Von der Pflicht und Last des Erinnerns

26.10.2015 • 15:37 Uhr / 2 Minuten Lesezeit
Heute findet eine Podiumsdiskussion zum Thema „Der alltägliche Kampf. Lokale Vorarlberger Initiativen und das Erinnern an den Nationalsozialismus“ im vorarlberg museum statt. foto: stadtarchiv bregenz
Heute findet eine Podiumsdiskussion zum Thema „Der alltägliche Kampf. Lokale Vorarlberger Initiativen und das Erinnern an den Nationalsozialismus“ im vorarlberg museum statt. foto: stadtarchiv bregenz

Lokale Initiativen und das Erinnern
an die Zeit des Na-tionalsozialismus.

19:00 vorarlberg museum, bregenz. Gemeinhin glauben wir, die Vergangenheit im Allgemeinen und den Nationalsozialismus im Besonderen ganz gut bewältigt zu haben. Doch dann finden wir einen Judenmörder auf einem Kriegerdenkmal oder wollen der verschleppten Zwangsarbeiter gedenken oder ein Denkmal für Wehrmachtsdeserteure errichten. Und plötzlich gehen die Wogen hoch.
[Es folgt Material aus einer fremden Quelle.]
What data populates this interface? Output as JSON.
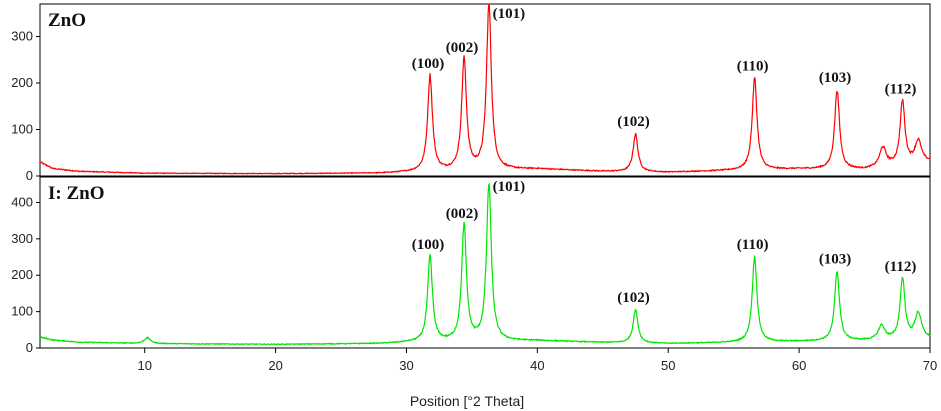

Vertreter von Vorarlberger Gedenkinitiativen berichten von der Pflicht und der Last des Erinnerns, vom Kampf um die Deutungshoheit. Cyriak Schwaighofer vom Salzburger Kulturverein Schloss Goldegg steuert Erfahrungen aus dem Pongau bei und ermöglicht so den Blick von und nach außen. Moderation: Jutta Berger (Der Standard). Teilnehmer: Andreas Hammerer, Meinrad Pichler, Cyriak
Schwaighofer, Sarah Schlatter, Christof Thöny, Bruno Winkler.

Eine Veranstaltung anlässlich der Errichtung des Widerstandsmahnmals in Bregenz (14. November, 10.30 Uhr), in Zusammenarbeit mit der Stadt Bregenz und der Kulturabteilung des Landes Vorarlberg.